Hans Schantz, UWB Thinking, and the Limits of Ham-Radio Framing
I watched G3LRC’s interview with Dr. Hans Schantz, KC5VLD, and it is absolutely worth your time... but mostly because Hans is in it. He is clearly top notch in his field, and the strongest parts of the discussion are the parts where he gets room to explain things in his own way.
To be blunt, this is not really an interview where both sides are operating at the same technical altitude. Hans comes from a much deeper antenna and electromagnetics background than the framing around him sometimes suggests. That does not make the interview bad... it just means the real value is carried more by the guest than by the questions.
The key point for radio amateurs is this: Hans’s reputation was not built on casual HF folklore, feedpoint superstition, or the usual backyard shorthand that gets repeated in ham radio. His best-known technical work is rooted in ultrawideband thinking, broadband antenna behavior, time-domain methods, and a much more rigorous way of thinking about how antennas actually move energy. That is exactly why this interview matters... and also why some of the questions feel a bit off-axis.
The Art and Science of Ultrawideband Antennas
Fields & Energy Book I: Fundamentals & Origins of Electromagnetism
Fields & Energy Substack
Hans G. Schantz author page
The main thing HF readers should understand
Hans is interesting to HF operators precisely because he is not coming from the usual HF comfort zone. His value is not that he repeats familiar ham-radio slogans with more authority. His value is that he forces you to think in terms of mechanism rather than myth: what fields are doing, where energy is actually flowing, what conductor geometry changes, why bandwidth behaves the way it does, and why measurement context matters.

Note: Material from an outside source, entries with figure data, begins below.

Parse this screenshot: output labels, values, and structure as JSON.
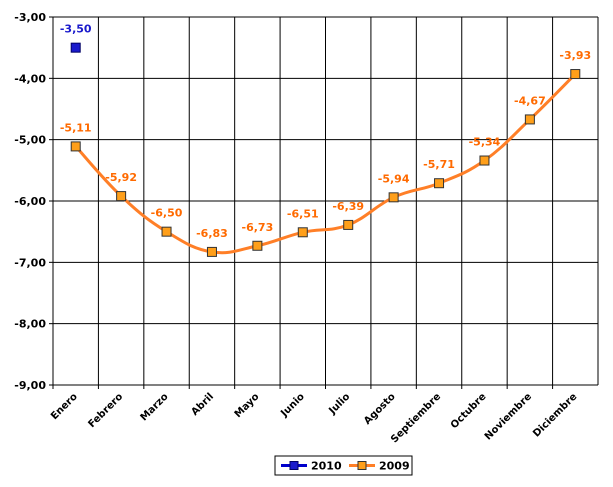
{
  "chart_data": {
    "type": "line",
    "categories": [
      "Enero",
      "Febrero",
      "Marzo",
      "Abril",
      "Mayo",
      "Junio",
      "Julio",
      "Agosto",
      "Septiembre",
      "Octubre",
      "Noviembre",
      "Diciembre"
    ],
    "ylim": [
      -9.0,
      -3.0
    ],
    "yticks": [
      -3.0,
      -4.0,
      -5.0,
      -6.0,
      -7.0,
      -8.0,
      -9.0
    ],
    "ytick_labels": [
      "-3,00",
      "-4,00",
      "-5,00",
      "-6,00",
      "-7,00",
      "-8,00",
      "-9,00"
    ],
    "grid": "horizontal-and-vertical",
    "legend_position": "bottom",
    "series": [
      {
        "name": "2010",
        "color": "#0000cc",
        "marker_fill": "#1a1acc",
        "label_color": "#1a1acc",
        "values": [
          -3.5,
          null,
          null,
          null,
          null,
          null,
          null,
          null,
          null,
          null,
          null,
          null
        ],
        "labels": [
          "-3,50",
          "",
          "",
          "",
          "",
          "",
          "",
          "",
          "",
          "",
          "",
          ""
        ]
      },
      {
        "name": "2009",
        "color": "#ff7f27",
        "marker_fill": "#ff9f1a",
        "label_color": "#ff6a00",
        "values": [
          -5.11,
          -5.92,
          -6.5,
          -6.83,
          -6.73,
          -6.51,
          -6.39,
          -5.94,
          -5.71,
          -5.34,
          -4.67,
          -3.93
        ],
        "labels": [
          "-5,11",
          "-5,92",
          "-6,50",
          "-6,83",
          "-6,73",
          "-6,51",
          "-6,39",
          "-5,94",
          "-5,71",
          "-5,34",
          "-4,67",
          "-3,93"
        ]
      }
    ]
  }
}
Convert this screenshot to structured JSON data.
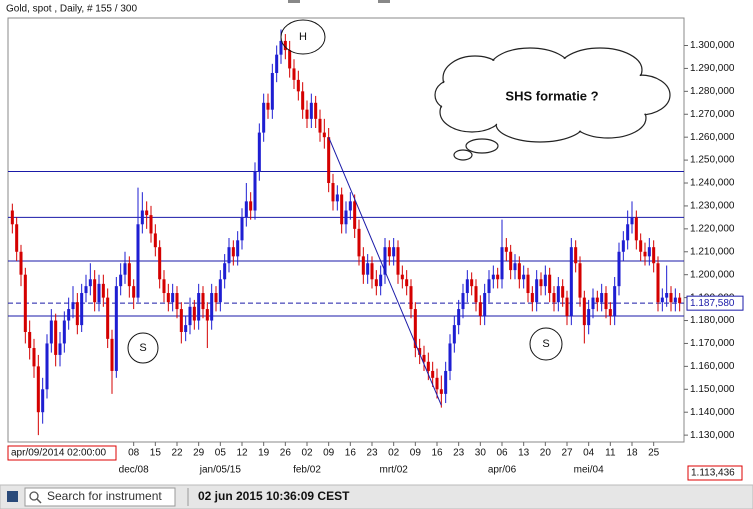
{
  "chart_data": {
    "type": "candlestick",
    "title": "Gold, spot , Daily, # 155 / 300",
    "up_color": "#1e1ed2",
    "down_color": "#d40000",
    "level_color": "#1a1aa8",
    "xlim": [
      -1,
      155
    ],
    "ylim": [
      1127,
      1312
    ],
    "yticks": [
      {
        "value": 1130,
        "label": "1.130,000"
      },
      {
        "value": 1140,
        "label": "1.140,000"
      },
      {
        "value": 1150,
        "label": "1.150,000"
      },
      {
        "value": 1160,
        "label": "1.160,000"
      },
      {
        "value": 1170,
        "label": "1.170,000"
      },
      {
        "value": 1180,
        "label": "1.180,000"
      },
      {
        "value": 1190,
        "label": "1.190,000"
      },
      {
        "value": 1200,
        "label": "1.200,000"
      },
      {
        "value": 1210,
        "label": "1.210,000"
      },
      {
        "value": 1220,
        "label": "1.220,000"
      },
      {
        "value": 1230,
        "label": "1.230,000"
      },
      {
        "value": 1240,
        "label": "1.240,000"
      },
      {
        "value": 1250,
        "label": "1.250,000"
      },
      {
        "value": 1260,
        "label": "1.260,000"
      },
      {
        "value": 1270,
        "label": "1.270,000"
      },
      {
        "value": 1280,
        "label": "1.280,000"
      },
      {
        "value": 1290,
        "label": "1.290,000"
      },
      {
        "value": 1300,
        "label": "1.300,000"
      }
    ],
    "xticks": [
      {
        "value": 28,
        "label": "08"
      },
      {
        "value": 33,
        "label": "15"
      },
      {
        "value": 38,
        "label": "22"
      },
      {
        "value": 43,
        "label": "29"
      },
      {
        "value": 48,
        "label": "05"
      },
      {
        "value": 53,
        "label": "12"
      },
      {
        "value": 58,
        "label": "19"
      },
      {
        "value": 63,
        "label": "26"
      },
      {
        "value": 68,
        "label": "02"
      },
      {
        "value": 73,
        "label": "09"
      },
      {
        "value": 78,
        "label": "16"
      },
      {
        "value": 83,
        "label": "23"
      },
      {
        "value": 88,
        "label": "02"
      },
      {
        "value": 93,
        "label": "09"
      },
      {
        "value": 98,
        "label": "16"
      },
      {
        "value": 103,
        "label": "23"
      },
      {
        "value": 108,
        "label": "30"
      },
      {
        "value": 113,
        "label": "06"
      },
      {
        "value": 118,
        "label": "13"
      },
      {
        "value": 123,
        "label": "20"
      },
      {
        "value": 128,
        "label": "27"
      },
      {
        "value": 133,
        "label": "04"
      },
      {
        "value": 138,
        "label": "11"
      },
      {
        "value": 143,
        "label": "18"
      },
      {
        "value": 148,
        "label": "25"
      }
    ],
    "month_ticks": [
      {
        "value": 28,
        "label": "dec/08"
      },
      {
        "value": 48,
        "label": "jan/05/15"
      },
      {
        "value": 68,
        "label": "feb/02"
      },
      {
        "value": 88,
        "label": "mrt/02"
      },
      {
        "value": 113,
        "label": "apr/06"
      },
      {
        "value": 133,
        "label": "mei/04"
      }
    ],
    "ohlc": [
      [
        1228,
        1231,
        1218,
        1222
      ],
      [
        1222,
        1225,
        1206,
        1210
      ],
      [
        1210,
        1213,
        1195,
        1200
      ],
      [
        1200,
        1203,
        1170,
        1175
      ],
      [
        1175,
        1180,
        1163,
        1168
      ],
      [
        1168,
        1172,
        1155,
        1160
      ],
      [
        1160,
        1165,
        1130,
        1140
      ],
      [
        1140,
        1155,
        1135,
        1150
      ],
      [
        1150,
        1174,
        1146,
        1170
      ],
      [
        1170,
        1185,
        1166,
        1180
      ],
      [
        1180,
        1183,
        1160,
        1165
      ],
      [
        1165,
        1175,
        1160,
        1170
      ],
      [
        1170,
        1184,
        1166,
        1180
      ],
      [
        1180,
        1190,
        1176,
        1185
      ],
      [
        1185,
        1195,
        1181,
        1188
      ],
      [
        1188,
        1192,
        1174,
        1178
      ],
      [
        1178,
        1196,
        1175,
        1192
      ],
      [
        1192,
        1200,
        1188,
        1195
      ],
      [
        1195,
        1205,
        1191,
        1198
      ],
      [
        1198,
        1202,
        1184,
        1188
      ],
      [
        1188,
        1200,
        1184,
        1196
      ],
      [
        1196,
        1200,
        1186,
        1190
      ],
      [
        1190,
        1194,
        1168,
        1172
      ],
      [
        1172,
        1176,
        1148,
        1158
      ],
      [
        1158,
        1199,
        1155,
        1195
      ],
      [
        1195,
        1205,
        1191,
        1200
      ],
      [
        1200,
        1210,
        1196,
        1205
      ],
      [
        1205,
        1208,
        1190,
        1195
      ],
      [
        1195,
        1198,
        1185,
        1190
      ],
      [
        1190,
        1238,
        1188,
        1222
      ],
      [
        1222,
        1236,
        1218,
        1228
      ],
      [
        1228,
        1232,
        1220,
        1226
      ],
      [
        1226,
        1230,
        1214,
        1218
      ],
      [
        1218,
        1222,
        1208,
        1212
      ],
      [
        1212,
        1215,
        1194,
        1198
      ],
      [
        1198,
        1202,
        1188,
        1192
      ],
      [
        1192,
        1196,
        1184,
        1188
      ],
      [
        1188,
        1196,
        1184,
        1192
      ],
      [
        1192,
        1195,
        1181,
        1185
      ],
      [
        1185,
        1188,
        1170,
        1175
      ],
      [
        1175,
        1182,
        1171,
        1178
      ],
      [
        1178,
        1190,
        1174,
        1186
      ],
      [
        1186,
        1189,
        1176,
        1180
      ],
      [
        1180,
        1196,
        1176,
        1192
      ],
      [
        1192,
        1195,
        1181,
        1185
      ],
      [
        1185,
        1188,
        1168,
        1180
      ],
      [
        1180,
        1196,
        1176,
        1192
      ],
      [
        1192,
        1195,
        1184,
        1188
      ],
      [
        1188,
        1202,
        1184,
        1198
      ],
      [
        1198,
        1209,
        1194,
        1205
      ],
      [
        1205,
        1216,
        1201,
        1212
      ],
      [
        1212,
        1215,
        1204,
        1208
      ],
      [
        1208,
        1219,
        1204,
        1215
      ],
      [
        1215,
        1229,
        1211,
        1225
      ],
      [
        1225,
        1240,
        1221,
        1232
      ],
      [
        1232,
        1236,
        1224,
        1228
      ],
      [
        1228,
        1249,
        1224,
        1245
      ],
      [
        1245,
        1266,
        1241,
        1262
      ],
      [
        1262,
        1279,
        1258,
        1275
      ],
      [
        1275,
        1279,
        1268,
        1272
      ],
      [
        1272,
        1292,
        1268,
        1288
      ],
      [
        1288,
        1300,
        1284,
        1296
      ],
      [
        1296,
        1307,
        1292,
        1302
      ],
      [
        1302,
        1305,
        1294,
        1298
      ],
      [
        1298,
        1302,
        1286,
        1290
      ],
      [
        1290,
        1294,
        1281,
        1285
      ],
      [
        1285,
        1289,
        1276,
        1280
      ],
      [
        1280,
        1284,
        1268,
        1272
      ],
      [
        1272,
        1276,
        1264,
        1268
      ],
      [
        1268,
        1279,
        1264,
        1275
      ],
      [
        1275,
        1278,
        1264,
        1268
      ],
      [
        1268,
        1272,
        1258,
        1262
      ],
      [
        1262,
        1268,
        1255,
        1260
      ],
      [
        1260,
        1264,
        1236,
        1240
      ],
      [
        1240,
        1244,
        1228,
        1232
      ],
      [
        1232,
        1239,
        1228,
        1235
      ],
      [
        1235,
        1238,
        1218,
        1222
      ],
      [
        1222,
        1232,
        1218,
        1228
      ],
      [
        1228,
        1236,
        1224,
        1232
      ],
      [
        1232,
        1235,
        1216,
        1220
      ],
      [
        1220,
        1224,
        1204,
        1208
      ],
      [
        1208,
        1212,
        1196,
        1200
      ],
      [
        1200,
        1209,
        1196,
        1205
      ],
      [
        1205,
        1208,
        1194,
        1198
      ],
      [
        1198,
        1202,
        1191,
        1195
      ],
      [
        1195,
        1204,
        1191,
        1200
      ],
      [
        1200,
        1216,
        1196,
        1212
      ],
      [
        1212,
        1215,
        1204,
        1208
      ],
      [
        1208,
        1216,
        1204,
        1212
      ],
      [
        1212,
        1215,
        1196,
        1200
      ],
      [
        1200,
        1204,
        1194,
        1198
      ],
      [
        1198,
        1202,
        1191,
        1195
      ],
      [
        1195,
        1198,
        1181,
        1185
      ],
      [
        1185,
        1188,
        1164,
        1168
      ],
      [
        1168,
        1172,
        1161,
        1165
      ],
      [
        1165,
        1169,
        1158,
        1162
      ],
      [
        1162,
        1166,
        1154,
        1158
      ],
      [
        1158,
        1162,
        1151,
        1155
      ],
      [
        1155,
        1159,
        1146,
        1150
      ],
      [
        1150,
        1156,
        1142,
        1148
      ],
      [
        1148,
        1162,
        1144,
        1158
      ],
      [
        1158,
        1174,
        1154,
        1170
      ],
      [
        1170,
        1182,
        1166,
        1178
      ],
      [
        1178,
        1189,
        1174,
        1185
      ],
      [
        1185,
        1196,
        1181,
        1192
      ],
      [
        1192,
        1202,
        1188,
        1198
      ],
      [
        1198,
        1201,
        1191,
        1195
      ],
      [
        1195,
        1198,
        1184,
        1188
      ],
      [
        1188,
        1191,
        1178,
        1182
      ],
      [
        1182,
        1196,
        1178,
        1192
      ],
      [
        1192,
        1202,
        1188,
        1198
      ],
      [
        1198,
        1204,
        1194,
        1200
      ],
      [
        1200,
        1203,
        1194,
        1198
      ],
      [
        1198,
        1224,
        1194,
        1212
      ],
      [
        1212,
        1216,
        1206,
        1210
      ],
      [
        1210,
        1213,
        1198,
        1202
      ],
      [
        1202,
        1209,
        1198,
        1205
      ],
      [
        1205,
        1208,
        1194,
        1198
      ],
      [
        1198,
        1204,
        1194,
        1200
      ],
      [
        1200,
        1203,
        1188,
        1192
      ],
      [
        1192,
        1195,
        1184,
        1188
      ],
      [
        1188,
        1202,
        1184,
        1198
      ],
      [
        1198,
        1201,
        1191,
        1195
      ],
      [
        1195,
        1204,
        1191,
        1200
      ],
      [
        1200,
        1203,
        1188,
        1192
      ],
      [
        1192,
        1195,
        1184,
        1188
      ],
      [
        1188,
        1199,
        1184,
        1195
      ],
      [
        1195,
        1198,
        1186,
        1190
      ],
      [
        1190,
        1193,
        1178,
        1182
      ],
      [
        1182,
        1216,
        1178,
        1212
      ],
      [
        1212,
        1215,
        1201,
        1205
      ],
      [
        1205,
        1208,
        1186,
        1190
      ],
      [
        1190,
        1193,
        1170,
        1178
      ],
      [
        1178,
        1189,
        1174,
        1185
      ],
      [
        1185,
        1194,
        1181,
        1190
      ],
      [
        1190,
        1193,
        1184,
        1188
      ],
      [
        1188,
        1196,
        1184,
        1192
      ],
      [
        1192,
        1195,
        1181,
        1185
      ],
      [
        1185,
        1188,
        1178,
        1182
      ],
      [
        1182,
        1199,
        1178,
        1195
      ],
      [
        1195,
        1214,
        1191,
        1210
      ],
      [
        1210,
        1219,
        1206,
        1215
      ],
      [
        1215,
        1228,
        1211,
        1222
      ],
      [
        1222,
        1232,
        1218,
        1225
      ],
      [
        1225,
        1228,
        1211,
        1215
      ],
      [
        1215,
        1218,
        1206,
        1210
      ],
      [
        1210,
        1214,
        1204,
        1208
      ],
      [
        1208,
        1216,
        1204,
        1212
      ],
      [
        1212,
        1215,
        1201,
        1205
      ],
      [
        1205,
        1208,
        1184,
        1188
      ],
      [
        1188,
        1194,
        1184,
        1190
      ],
      [
        1190,
        1204,
        1186,
        1192
      ],
      [
        1192,
        1195,
        1184,
        1188
      ],
      [
        1188,
        1194,
        1184,
        1190
      ],
      [
        1190,
        1192,
        1184,
        1187.58
      ]
    ],
    "levels": [
      1245,
      1225,
      1206,
      1182
    ],
    "current_price": {
      "value": 1187.58,
      "label": "1.187,580"
    },
    "trendline": [
      [
        73,
        1260
      ],
      [
        99,
        1143
      ]
    ],
    "annotations": [
      "H",
      "S",
      "S",
      "SHS formatie ?"
    ],
    "cursor_date": "apr/09/2014 02:00:00",
    "cursor_value": "1.113,436",
    "search_placeholder": "Search for instrument",
    "timestamp": "02 jun 2015 10:36:09 CEST"
  }
}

That distinction matters. Too often, hams hear a technically strong guest and immediately try to collapse everything into “So what does that mean for my dipole, my coax, my balun, my tuner?” Sometimes that is the wrong first question. Sometimes the better first step is to understand the principle properly and only then translate it back to HF practice.
Where the interview is strongest
The best moments are the ones where Hans gets time to explain rather than react. When he talks through antenna behavior from first principles, you can hear the conversation become much more useful. That is where the interview stops being trivia and starts being engineering.
For technically curious readers, that is the reason to watch it. Not because every prompt is sharp, but because Hans repeatedly turns a slightly sideways question into something worth thinking about. That is a skill in itself, and it is also why the interview still lands despite the uneven framing.
Where it is weaker
The weaker side is the questioning. Quite a few prompts feel a bit “off,” as if the discussion is trying to drag a specialist in ultrawideband and deeper electromagnetics into a simpler ham-radio lane than the subject really deserves. Hans keeps rescuing those moments, but you can feel the mismatch.
That is not the same as saying every broader conclusion around Fields & Energy should be treated as settled textbook consensus. Readers should separate two things: Hans as a very serious antenna and electromagnetics thinker, and Hans’s wider interpretive framework in physics, which goes beyond ordinary handbook-level engineering.
The practical takeaway
Watch the interview, but do not stop at the interview. Use it as a doorway. If you want the real substance, go read Hans at source. His own books and writing are where the signal-to-noise ratio becomes much better.
So yes... this interview is worth watching. But the most honest summary is probably this: Hans is the reason to watch it, and Hans is also the reason to read further after it ends.
Mini-FAQ
- Is this article saying Hans Schantz is not relevant to HF? No... quite the opposite. His value to HF readers is that he brings deeper first-principles thinking than ordinary HF rule-of-thumb talk.
- Is the criticism aimed at Dave or at Hans? At the framing, not at Hans. The interview is still worth watching, but Hans carries most of the technical weight.
- Should a ham buy Hans’s UWB book? Yes, if you want strong antenna fundamentals and a more serious engineering lens. Just do not expect an HF cookbook... it is a theory-heavy technical work.
- Are the broader Fields & Energy ideas the same as standard handbook consensus? Not necessarily. Treat those as Hans’s wider interpretive framework, while recognizing that the antenna-engineering value still stands on its own.